Greene's genuinely spoken words lend an invaluable preface to listening to his music. In 1964, Greene participated in the Jazz Composer's Guild, whose prime motivation was to redefine music as expression and transcend musical categorization. Pigeonholing any kind of music puts it into a "box." The composition-less "free communications music" that Greene and his fellow comrades were committed to threw open the lid of that box and let the music flow, not from a belligerent standpoint, but with tolerance for other forms of improvisation and jazz. For Greene, all music is a part of an egoless universal scene and forms a primary method of survival for us on the planet.

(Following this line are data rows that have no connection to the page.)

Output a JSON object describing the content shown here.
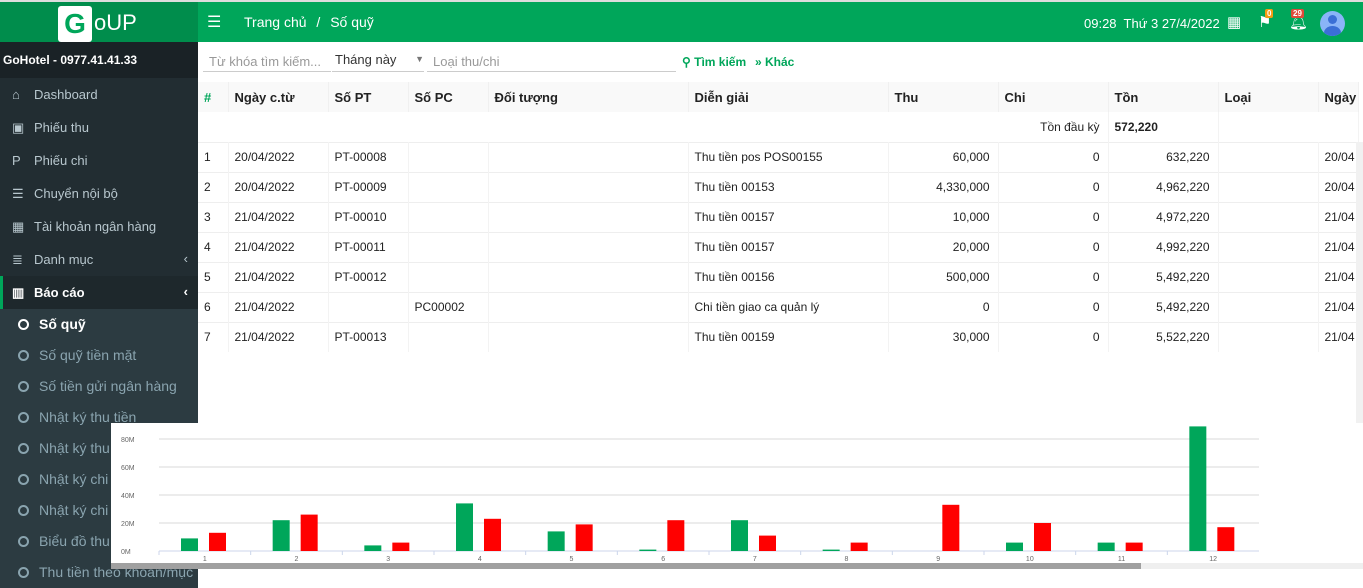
{
  "brand": {
    "logo_letter": "G",
    "logo_rest": "oUP"
  },
  "header": {
    "breadcrumb": [
      "Trang chủ",
      "/",
      "Số quỹ"
    ],
    "clock": "09:28  Thứ 3 27/4/2022",
    "flag_badge": "0",
    "bell_badge": "29"
  },
  "sidebar": {
    "hotel": "GoHotel - 0977.41.41.33",
    "items": [
      {
        "label": "Dashboard",
        "icon": "home-icon",
        "glyph": "⌂"
      },
      {
        "label": "Phiếu thu",
        "icon": "money-icon",
        "glyph": "▣"
      },
      {
        "label": "Phiếu chi",
        "icon": "paypal-icon",
        "glyph": "P"
      },
      {
        "label": "Chuyển nội bộ",
        "icon": "sliders-icon",
        "glyph": "☰"
      },
      {
        "label": "Tài khoản ngân hàng",
        "icon": "building-icon",
        "glyph": "▦"
      },
      {
        "label": "Danh mục",
        "icon": "list-icon",
        "glyph": "≣"
      },
      {
        "label": "Báo cáo",
        "icon": "bar-chart-icon",
        "glyph": "▥"
      }
    ],
    "subitems": [
      "Số quỹ",
      "Số quỹ tiền mặt",
      "Số tiền gửi ngân hàng",
      "Nhật ký thu tiền",
      "Nhật ký thu",
      "Nhật ký chi",
      "Nhật ký chi",
      "Biểu đồ thu",
      "Thu tiền theo khoản/mục"
    ]
  },
  "filter": {
    "keyword_placeholder": "Từ khóa tìm kiếm...",
    "period": "Tháng này",
    "type_placeholder": "Loại thu/chi",
    "search": "Tìm kiếm",
    "more": "Khác"
  },
  "table": {
    "headers": [
      "#",
      "Ngày c.từ",
      "Số PT",
      "Số PC",
      "Đối tượng",
      "Diễn giải",
      "Thu",
      "Chi",
      "Tồn",
      "Loại",
      "Ngày g"
    ],
    "opening_label": "Tồn đầu kỳ",
    "opening_value": "572,220",
    "rows": [
      [
        "1",
        "20/04/2022",
        "PT-00008",
        "",
        "",
        "Thu tiền pos POS00155",
        "60,000",
        "0",
        "632,220",
        "",
        "20/04"
      ],
      [
        "2",
        "20/04/2022",
        "PT-00009",
        "",
        "",
        "Thu tiền 00153",
        "4,330,000",
        "0",
        "4,962,220",
        "",
        "20/04"
      ],
      [
        "3",
        "21/04/2022",
        "PT-00010",
        "",
        "",
        "Thu tiền 00157",
        "10,000",
        "0",
        "4,972,220",
        "",
        "21/04"
      ],
      [
        "4",
        "21/04/2022",
        "PT-00011",
        "",
        "",
        "Thu tiền 00157",
        "20,000",
        "0",
        "4,992,220",
        "",
        "21/04"
      ],
      [
        "5",
        "21/04/2022",
        "PT-00012",
        "",
        "",
        "Thu tiền 00156",
        "500,000",
        "0",
        "5,492,220",
        "",
        "21/04"
      ],
      [
        "6",
        "21/04/2022",
        "",
        "PC00002",
        "",
        "Chi tiền giao ca quản lý",
        "0",
        "0",
        "5,492,220",
        "",
        "21/04"
      ],
      [
        "7",
        "21/04/2022",
        "PT-00013",
        "",
        "",
        "Thu tiền 00159",
        "30,000",
        "0",
        "5,522,220",
        "",
        "21/04"
      ]
    ]
  },
  "chart_data": {
    "type": "bar",
    "categories": [
      "1",
      "2",
      "3",
      "4",
      "5",
      "6",
      "7",
      "8",
      "9",
      "10",
      "11",
      "12"
    ],
    "yticks": [
      "0M",
      "20M",
      "40M",
      "60M",
      "80M"
    ],
    "ylim": [
      0,
      80
    ],
    "colors": {
      "thu": "#00a65a",
      "chi": "#ff0000"
    },
    "series": [
      {
        "values": [
          9,
          22,
          4,
          34,
          14,
          1,
          22,
          1,
          0,
          6,
          6,
          89
        ]
      },
      {
        "values": [
          13,
          26,
          6,
          23,
          19,
          22,
          11,
          6,
          33,
          20,
          6,
          17
        ]
      }
    ]
  }
}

The music from the quartet with alto saxophonist Marion Brown, and once from a quintet including tenor man Frank Smith, re-instills in the listener how successful improvisation sounds. It is as much a discovery process for the listener as it is for the musician who plays, provided that the listener absorbs what each player does and hears how what follows fits. However each player works within the music clearly measures his responsiveness to whatever instrument takes the lead. The group defies traditional quartet-ism.

Greene is determined to use the piano in every way that he can from charging around the keyboard with clusters to sculpting lovely melodies or plunging into what seems to be the sounding board strings. Brown's alto tonality is pure and melodic. Henry Grimes' bass can go full-tilt with the spring of his pizzicato or the artful pull of his bow. Both drummer Dave Grant and percussionist Tom Price treat the drums abstractly and percussively; overt rhythm is implied only occasionally. Frank Smith's tenor ("Taking It Out of the Ground") adds another voice to the group that is loose and extreme simultaneously.

This music comes through as though it were recorded yesterday for today's audiences. And, indeed, it was.